Martin Amis : Deux romans
D’Autres Gens, Martin Amis, Le Livre de Poche, trad. de l’anglais par Géraldine Koff-D’Amico, août 2015, 312 pages, 6,90 €
Money, Money, Martin Amis, Le Livre de Poche, trad. de l’anglais par Simone Hilling, août 2015, 624 pages, 8,10 €
Quand un auteur fait l’actualité littéraire, comme c’est le cas pour Martin Amis (1949) avec La Zone d’Intérêt, son dernier roman en date, il serait regrettable pour l’éditeur possédant les droits de son back catalogue de ne pas le faire fructifier. Dont acte pour Le Livre de Poche, qui se fend d’une mini-rafale avec D’Autres Gens (1981) et Money, Money (1984), deux romans emblématiques de l’œuvre de Martin Amis, précédemment publiés chez 10/18 et plus disponibles depuis quelque temps. L’occasion est donc belle de replonger dans ces deux romans, juste histoire de voir s’ils tiennent toujours la route.

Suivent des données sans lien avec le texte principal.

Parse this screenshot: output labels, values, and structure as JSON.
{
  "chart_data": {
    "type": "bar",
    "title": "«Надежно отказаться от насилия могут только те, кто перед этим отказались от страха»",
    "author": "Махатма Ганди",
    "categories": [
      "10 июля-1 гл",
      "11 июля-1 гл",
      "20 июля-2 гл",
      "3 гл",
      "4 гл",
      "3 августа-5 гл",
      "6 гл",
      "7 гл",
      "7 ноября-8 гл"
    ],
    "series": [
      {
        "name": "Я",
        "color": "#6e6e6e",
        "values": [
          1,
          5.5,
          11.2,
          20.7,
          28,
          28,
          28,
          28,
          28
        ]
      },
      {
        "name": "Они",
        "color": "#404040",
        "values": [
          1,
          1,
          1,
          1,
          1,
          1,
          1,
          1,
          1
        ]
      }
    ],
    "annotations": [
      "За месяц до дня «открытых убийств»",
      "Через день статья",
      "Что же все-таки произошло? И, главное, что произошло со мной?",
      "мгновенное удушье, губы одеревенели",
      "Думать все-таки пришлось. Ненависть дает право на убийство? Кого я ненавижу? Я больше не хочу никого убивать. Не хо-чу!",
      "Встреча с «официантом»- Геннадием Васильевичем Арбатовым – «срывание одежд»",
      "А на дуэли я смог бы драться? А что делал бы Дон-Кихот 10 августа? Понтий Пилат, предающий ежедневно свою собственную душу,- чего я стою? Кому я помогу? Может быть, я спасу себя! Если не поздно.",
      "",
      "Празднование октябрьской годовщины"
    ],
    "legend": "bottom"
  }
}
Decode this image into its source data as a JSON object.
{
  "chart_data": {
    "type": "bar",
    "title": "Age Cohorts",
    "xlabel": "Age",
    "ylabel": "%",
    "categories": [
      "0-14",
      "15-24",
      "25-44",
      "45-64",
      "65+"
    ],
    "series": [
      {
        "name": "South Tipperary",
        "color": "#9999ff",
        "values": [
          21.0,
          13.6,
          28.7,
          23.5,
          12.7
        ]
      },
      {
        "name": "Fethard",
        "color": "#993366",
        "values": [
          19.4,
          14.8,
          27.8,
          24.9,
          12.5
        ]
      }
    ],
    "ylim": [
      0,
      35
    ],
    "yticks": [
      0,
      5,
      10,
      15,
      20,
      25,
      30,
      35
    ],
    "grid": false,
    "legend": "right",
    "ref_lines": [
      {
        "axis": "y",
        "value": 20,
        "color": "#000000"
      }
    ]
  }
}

D’Autres Gens (sous-titré Une histoire, un mystère, ce qui ajoute un rien de désarroi potentiel du côté du lecteur – on y reviendra) est en soi un tour de force narratif : à la troisième personne, ce roman raconte les (més)aventures londoniennes d’une jeune femme amnésique en adoptant son point de vue – et c’est là que réside en grande partie la force du roman, dans cette capacité qu’a eue Martin Amis de rendre la façon dont on aborde le monde, la société, lorsqu’on a tout oublié, toute la naïveté au sens premier (qui vient de naître) que cela comporte. ça commence avec « l’eau » dans les yeux, et ça continue, plus loin, avec des avances sexuelles franches qui sont envisagées comme des gestes sociaux normaux… Entre-temps, Mary, l’amnésique, aura parcouru un Londres de la pauvreté, trouvé refuge dans une famille d’alcooliques sympathiques, les Botham, pour finalement aboutir dans un refuge pour femmes maltraitées. Surtout, elle aura dévoré des livres et des brochures (en particulier, chez les Botham, celles signées « Al. Anom. »), comme pour tenter d’y trouver les réponses au monde qui l’environne.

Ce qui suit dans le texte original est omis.